Genome-wide changes accompanying knockdown of fatty acid synthase in breast cancer
Cancer Research Center, Burnham Institute for Medical Research, La Jolla, CA 92037, USA
BMC Genomics 2007, 8:168 doi:10.1186/1471-2164-8-168Published: 12 June 2007
The lipogenic enzyme fatty acid synthase (FAS) is up-regulated in a wide variety of cancers, and is considered a potential metabolic oncogene by virtue of its ability to enhance tumor cell survival. Inhibition of tumor FAS causes both cell cycle arrest and apoptosis, indicating FAS is a promising target for cancer treatment.

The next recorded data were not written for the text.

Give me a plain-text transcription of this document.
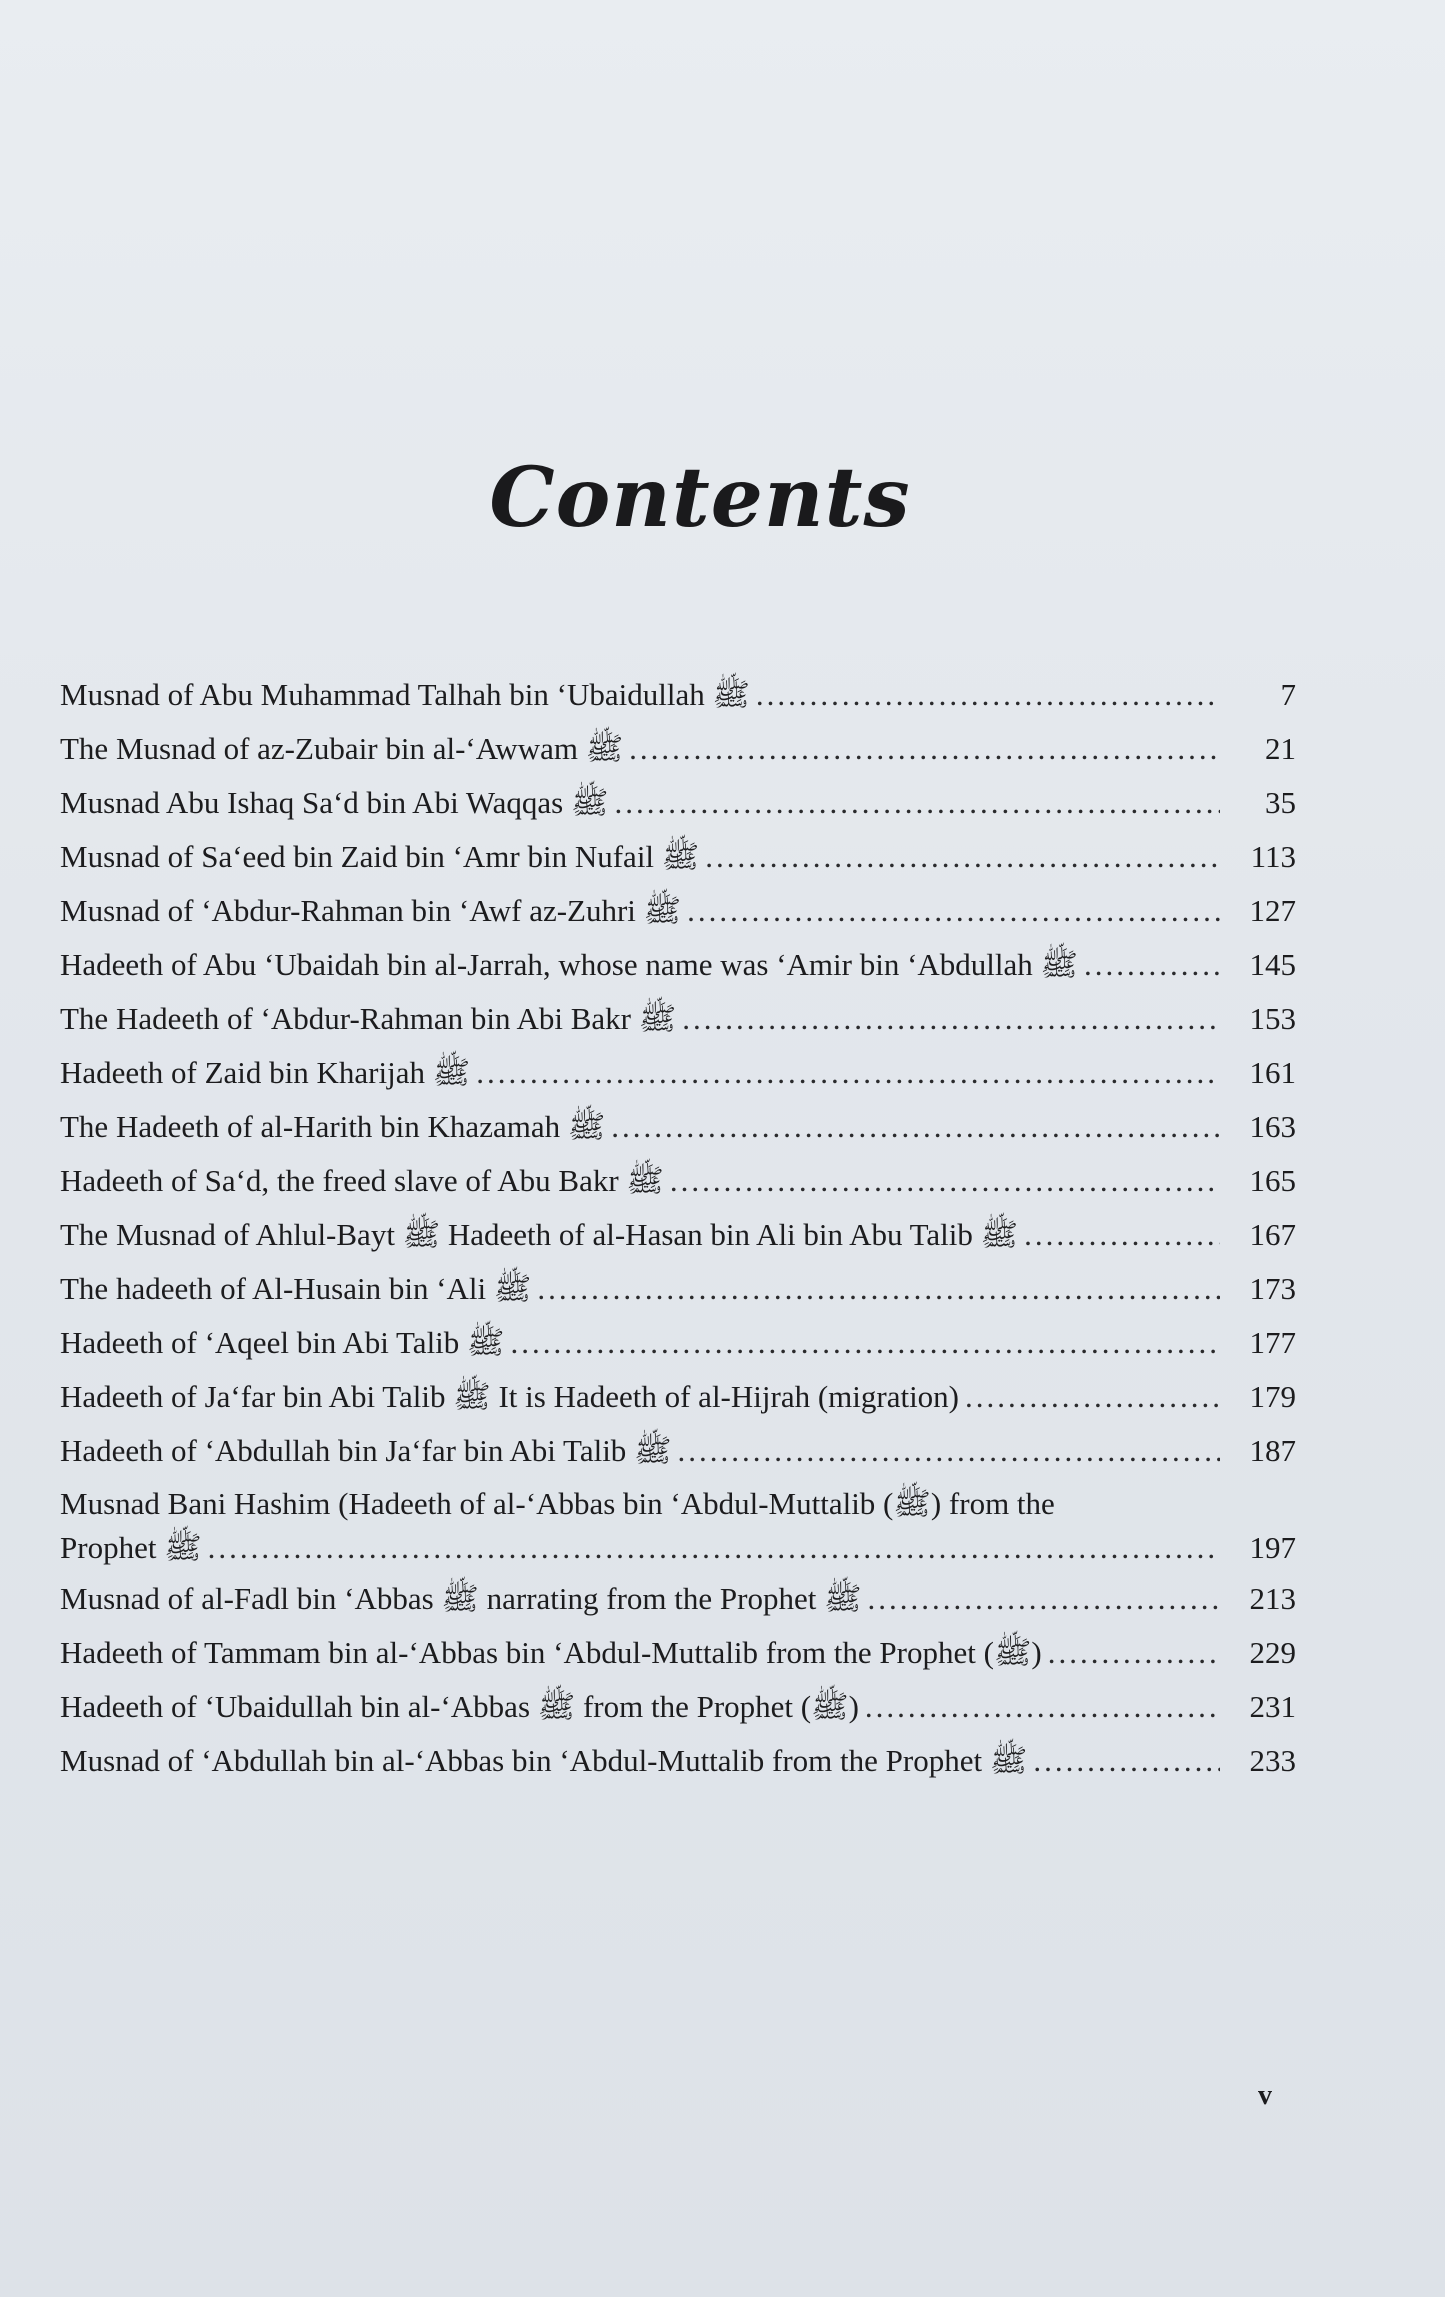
Contents
Musnad of Abu Muhammad Talhah bin ‘Ubaidullah ﷺ .....	7
The Musnad of az-Zubair bin al-‘Awwam ﷺ .....	21
Musnad Abu Ishaq Sa‘d bin Abi Waqqas ﷺ .....	35
Musnad of Sa‘eed bin Zaid bin ‘Amr bin Nufail ﷺ .....	113
Musnad of ‘Abdur-Rahman bin ‘Awf az-Zuhri ﷺ .....	127
Hadeeth of Abu ‘Ubaidah bin al-Jarrah, whose name was ‘Amir bin ‘Abdullah ﷺ .....	145
The Hadeeth of ‘Abdur-Rahman bin Abi Bakr ﷺ .....	153
Hadeeth of Zaid bin Kharijah ﷺ .....	161
The Hadeeth of al-Harith bin Khazamah ﷺ .....	163
Hadeeth of Sa‘d, the freed slave of Abu Bakr ﷺ .....	165
The Musnad of Ahlul-Bayt ﷺ Hadeeth of al-Hasan bin Ali bin Abu Talib ﷺ .....	167
The hadeeth of Al-Husain bin ‘Ali ﷺ .....	173
Hadeeth of ‘Aqeel bin Abi Talib ﷺ .....	177
Hadeeth of Ja‘far bin Abi Talib ﷺ It is Hadeeth of al-Hijrah (migration) .....	179
Hadeeth of ‘Abdullah bin Ja‘far bin Abi Talib ﷺ .....	187
Musnad Bani Hashim (Hadeeth of al-‘Abbas bin ‘Abdul-Muttalib (ﷺ) from the
Prophet ﷺ .....	197
Musnad of al-Fadl bin ‘Abbas ﷺ narrating from the Prophet ﷺ .....	213
Hadeeth of Tammam bin al-‘Abbas bin ‘Abdul-Muttalib from the Prophet (ﷺ) .....	229
Hadeeth of ‘Ubaidullah bin al-‘Abbas ﷺ from the Prophet (ﷺ) .....	231
Musnad of ‘Abdullah bin al-‘Abbas bin ‘Abdul-Muttalib from the Prophet ﷺ .....	233
v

Here, we used gene expression profiling to conduct a global study of the cellular processes affected by siRNA mediated knockdown of FAS in MDA-MB-435 mammary carcinoma cells. The study identified 169 up-regulated genes (≥ 1.5 fold) and 110 down-regulated genes (≤ 0.67 fold) in response to knockdown of FAS. These genes regulate several aspects of tumor function, including metabolism, cell survival/proliferation, DNA replication/transcription, and protein degradation. Quantitative pathway analysis using Gene Set Enrichment Analysis software further revealed that the most pronounced effect of FAS knockdown was down-regulation in pathways that regulate lipid metabolism, glycolysis, the TCA cycle and oxidative phosphorylation. These changes were coupled with up-regulation in genes involved in cell cycle arrest and death receptor mediated apoptotic pathways.
Together these findings reveal a wide network of pathways that are influenced in response to FAS knockdown and provide new insight into the role of this enzyme in tumor cell survival and proliferation.